In an interview conducted in the days after the election (on Fox, if memory serves), legal scholar and former vice chairwoman of the California GOP Harmeet Dhillon elucidated in depressed tones that something nefarious was going on at the highest levels of the RNC. Dhillon intimated that Machiavellian designs were afoot, and that the clear evidence that Trump was the overwhelming preference of Republican voters was swept under the rug in the interest of returning to some kind of noxious status quo.
While the RNC betrayal and Murdoch’s alleged walkaway may be fundamentally unrelated, Dhillon’s perspective bolsters the reporting in Wolff’s new book a bit too neatly for comfort.
It must be said: People and organizations have the absolute right to switch horses at any time. There is no law saying that Fox News must remain loyal to any president, or that the RNC can’t make decisions based on its sense of the way political winds are blowing. If Rupert Murdoch did use the profanity claimed by author Wolff in going with the early Arizona call, that is his right. If the RNC contained a contingent of movers and shakers who decided that despite Trump’s populist appeal the time had come to usher in a return to business as usual, there is no official body that will call them to account for the course change.
Related: Did Don Lemon Really Just Stand Up for Tucker Carlson?

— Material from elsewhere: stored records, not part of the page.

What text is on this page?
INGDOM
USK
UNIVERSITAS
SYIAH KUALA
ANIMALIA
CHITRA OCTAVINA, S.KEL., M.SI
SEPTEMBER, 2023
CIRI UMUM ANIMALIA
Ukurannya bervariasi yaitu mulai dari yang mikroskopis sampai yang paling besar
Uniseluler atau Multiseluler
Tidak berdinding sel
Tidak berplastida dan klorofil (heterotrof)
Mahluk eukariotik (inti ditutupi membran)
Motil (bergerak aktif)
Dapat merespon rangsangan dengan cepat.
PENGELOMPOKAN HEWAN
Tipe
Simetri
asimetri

Don’t worry about Fox News, they’re still atop the ratings heap. The RNC continues to raise money, though interestingly, and this is key, not as much as Donald Trump.
From Reuters: “The RNC ended June with almost $80 million in the bank.”
From Newsmax: Former President Trump’s combined war chest hit $102 million this month.
Trump, never one to mince words, put the word out in March, calling on Republican donors large and small to give to him, and not the Republican apparatus.
In real estate, it’s all about location, location, location. In politics, its consequences, consequences, consequences.
And that’s where it gets ugly for the RINOS who turned their backs on Trump. They had every right to do what they did, but they are now responsible for the results, to their viewers and their donors. If they, as Wolff and Dhillon suggest, moved to cull what they considered a harmful “cult of personality” out of conservatism’s mainstream and do their part to ensure Joe Biden’s election, they have helped to bring upon the nation a destructive regime and historical embarrassment.
They, in their considerable power, bear responsibility for the border crisis, Keystone, Biden inflation, Biden’s questionable cognitive ability, Harris’s incompetence, America’s fallen state of growing international disrespect, CRT in the schools, and BLM without castigation running wild in the streets. They bear retroactive responsibility for an election that millions of citizens suspect was manufactured in various ways to produce a certain result.
Along with McConnell and the rest of the GOP capitulators, the fingerprints of Rupert Murdoch and RNC Chair Ronna Romney McDaniel are all over the Senate-approved trillion+ “infrastructure” bill. Thanks to them, a debt-laden reconciliation blockbuster is waiting in the wings.
And yes, Fox News and the RNC, in their actions to oust Trump and clear the way for the Biden administration and its corrosive socialism, must bear responsibility for the charade of the January 6 persecutions.
U.S. citizens, from the highest offices in New York City to the rural communities of the heartland, have the right to change their minds right up until the last second before the polls close. That is, if the polls ever really close.
But — Captain Obvious, please report for duty — elections have consequences.